Joseph Zucker@@JosephZuckerFeatured Columnist IVDecember 7, 2022

ANAHEIM, CALIFORNIA - SEPTEMBER 29: Shohei Ohtani #17 of the Los Angeles Angels makes a catch in between pitches during a game against the Oakland Athletics in the seventh inning at Angel Stadium of Anaheim on September 29, 2022 in Anaheim, California. (Photo by Michael Owens/Getty Images)
Michael Owens/Getty Images

Should he hit the open market after the 2023 season, Los Angeles Angels star Shohei Ohtani will be on the radar for just about every team that can afford to sign him, according to ESPN's Jeff Passan.

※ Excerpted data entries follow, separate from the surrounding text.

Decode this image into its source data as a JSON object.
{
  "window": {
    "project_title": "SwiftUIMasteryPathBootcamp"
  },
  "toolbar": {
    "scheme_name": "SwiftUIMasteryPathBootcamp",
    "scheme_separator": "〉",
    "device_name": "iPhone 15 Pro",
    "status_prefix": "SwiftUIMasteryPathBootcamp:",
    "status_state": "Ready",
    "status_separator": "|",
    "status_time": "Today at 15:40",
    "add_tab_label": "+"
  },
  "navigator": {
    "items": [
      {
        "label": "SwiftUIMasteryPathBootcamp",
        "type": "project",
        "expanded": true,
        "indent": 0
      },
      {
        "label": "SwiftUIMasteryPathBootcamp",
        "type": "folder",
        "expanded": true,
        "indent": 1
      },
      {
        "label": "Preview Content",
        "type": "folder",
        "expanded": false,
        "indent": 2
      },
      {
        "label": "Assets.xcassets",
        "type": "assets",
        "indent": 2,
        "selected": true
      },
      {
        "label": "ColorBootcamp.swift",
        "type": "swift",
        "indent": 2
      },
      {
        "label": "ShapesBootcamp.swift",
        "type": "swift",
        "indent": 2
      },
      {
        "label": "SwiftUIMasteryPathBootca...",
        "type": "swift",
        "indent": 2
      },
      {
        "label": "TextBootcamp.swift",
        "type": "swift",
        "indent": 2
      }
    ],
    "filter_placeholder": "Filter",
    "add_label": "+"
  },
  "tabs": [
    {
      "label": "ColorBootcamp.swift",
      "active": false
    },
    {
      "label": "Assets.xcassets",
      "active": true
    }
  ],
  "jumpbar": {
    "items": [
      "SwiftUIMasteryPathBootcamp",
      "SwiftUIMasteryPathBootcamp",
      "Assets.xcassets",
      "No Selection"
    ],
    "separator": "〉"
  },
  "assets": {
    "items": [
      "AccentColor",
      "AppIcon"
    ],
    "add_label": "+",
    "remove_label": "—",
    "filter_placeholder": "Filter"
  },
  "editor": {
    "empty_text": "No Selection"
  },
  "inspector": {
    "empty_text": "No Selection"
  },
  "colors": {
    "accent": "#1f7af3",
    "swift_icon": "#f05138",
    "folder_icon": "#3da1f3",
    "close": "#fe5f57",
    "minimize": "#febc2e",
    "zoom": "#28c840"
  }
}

"I don't want to say he's going to the Dodgers next year because every team...listen, the Yankees are gonna be on him," Passan said Wednesday on The Pat McAfee Show. "Steve Cohen, the Mets owner, the Mets are gonna be in on him. The Cubs are gonna be in on him. The Pirates are not gonna be in. ... Yeah, Red Sox will be on him."

Ohtani is a truly generational two-way talent who followed up his 2021 Most Valuable Player season by being nearly just as good in 2022.

The 28-year-old had 34 home runs, 95 RBI and a .273/.356/.519 slash line at the plate. On the mound, he went 15-9 with a 2.33 ERA and 219 strikeouts in 166 innings. He was runner-up to Aaron Judge in the MVP voting and placed fourth on the Cy Young ballot.

If he reaches free agency, then every single team in MLB should at least make overtures his way. Of course, his price tag will limit that pool substantially because The Athletic's Ken Rosenthal reported in June he might eclipse Max Scherzer's record-setting $43.3 million average salary.

There's still the chance Ohtani doesn't reach free agency.

General manager Perry Minasian told reporters in November the Angels have every intention of keeping him on the roster by Opening Day, and this is the same franchise that signed Mike Trout to the biggest contract in MLB history (12 years, $426.5 million).

Team owner Arte Moreno's exploration of a sale presents an obvious variable. But if he does truly intend to sell the Angels within the next few years, then he won't be the one paying Ohtani for a majority of the deal. And you'd think having Ohtani on the roster is something a new owner would prefer rather than trading him or letting him walk as a free agent.

In the event Ohtani plays out his final year with the Angels and doesn't agree to an extension, it could set off a bidding war for the ages next winter.